Book Review: All Adults Here by Emma Straub
All Adults Here by Emma Straub
Publisher: Riverhead Books
Publication Date: May 4, 2020
My rating: 5 of 5 stars
Publisher’s Description:
When Astrid Strick witnesses a school bus accident in the center of town, it jostles loose a repressed memory from her young parenting days decades earlier. Suddenly, Astrid realizes she was not quite the parent she thought she’d been to her three, now-grown children. But to what consequence?
Astrid’s youngest son is drifting and unfocused, making parenting mistakes of his own. Her daughter is pregnant yet struggling to give up her own adolescence. And her eldest seems to measure his adult life according to standards no one else shares. But who gets to decide, so many years later, which long-ago lapses were the ones that mattered? Who decides which apologies really count? It might be that only Astrid’s thirteen-year-old granddaughter and her new friend really understand the courage it takes to tell the truth to the people you love the most.
In All Adults Here, Emma Straub’s unique alchemy of wisdom, humor, and insight come together in a deeply satisfying story about adult siblings, aging parents, high school boyfriends, middle school mean girls, the lifelong effects of birth order, and all the other things that follow us into adulthood, whether we like them to or not.

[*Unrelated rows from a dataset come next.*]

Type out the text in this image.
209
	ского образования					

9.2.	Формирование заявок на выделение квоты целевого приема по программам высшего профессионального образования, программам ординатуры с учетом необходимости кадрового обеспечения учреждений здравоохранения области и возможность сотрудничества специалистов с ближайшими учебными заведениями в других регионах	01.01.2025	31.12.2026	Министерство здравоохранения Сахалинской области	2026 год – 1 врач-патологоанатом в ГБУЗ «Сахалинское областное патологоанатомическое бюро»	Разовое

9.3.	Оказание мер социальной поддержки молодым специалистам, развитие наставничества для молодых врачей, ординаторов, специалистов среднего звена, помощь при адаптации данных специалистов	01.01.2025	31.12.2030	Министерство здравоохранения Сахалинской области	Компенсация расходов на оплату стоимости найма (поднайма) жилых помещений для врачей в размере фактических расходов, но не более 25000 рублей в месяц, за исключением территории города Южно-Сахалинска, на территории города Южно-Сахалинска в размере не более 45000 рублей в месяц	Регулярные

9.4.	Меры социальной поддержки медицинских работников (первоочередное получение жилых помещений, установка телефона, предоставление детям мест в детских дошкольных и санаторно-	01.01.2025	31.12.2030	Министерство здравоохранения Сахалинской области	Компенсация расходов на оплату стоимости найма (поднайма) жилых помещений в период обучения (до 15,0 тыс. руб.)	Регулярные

All Adults Here is a character driven novel about Astrid and her three grown children. When Astrid witnesses her frenemy Barbara get hit and killed by a school bus, she starts to reevaluate her own life choices. She wonders if it’s too late to right some of the parenting mistakes she makes when her kids were young. At the same time, her teenage granddaughter comes to live with her, giving her a chance to do things right on the first try.
Her oldest son is a tightly wound, somewhat bitter man. Her daughter is single and pregnant by choice and her youngest son is bohemian who is also a bit of a stoner. It’s his daughter that comes to live with Astrid.
Emma Straub writes fantastic characters. She’s able to make their inner monologues both introspective and full of wry humor. Astrid was my favorite. She had the greatest lines. Here’s one I really liked:
“She herself [Astrid] was an only child, and she found old people with siblings somewhat ridiculous, as if they were eighty-year-olds who still wore water wings in swimming pools. Siblings were for the very young and needy. She had given her children siblings to occupy each other in childhood.”
This book addresses so many facets of life, it would make a great book club selection. It’s got LGBT issues, single motherhood, adultery, bullying, death and divorce. It sounds like a lot but I didn’t think it was overloaded. Straub did a wonderful job weaving everything together in an organic way. Although the characters in All Adults Here deal with some serious problems, it never gets too heavy. You won’t feel depressed after reading it and that’s important in these times.
I’ve loved the books I’ve previously read by Emma Sraub and All Adults Here did not disappoint. Highly recommended.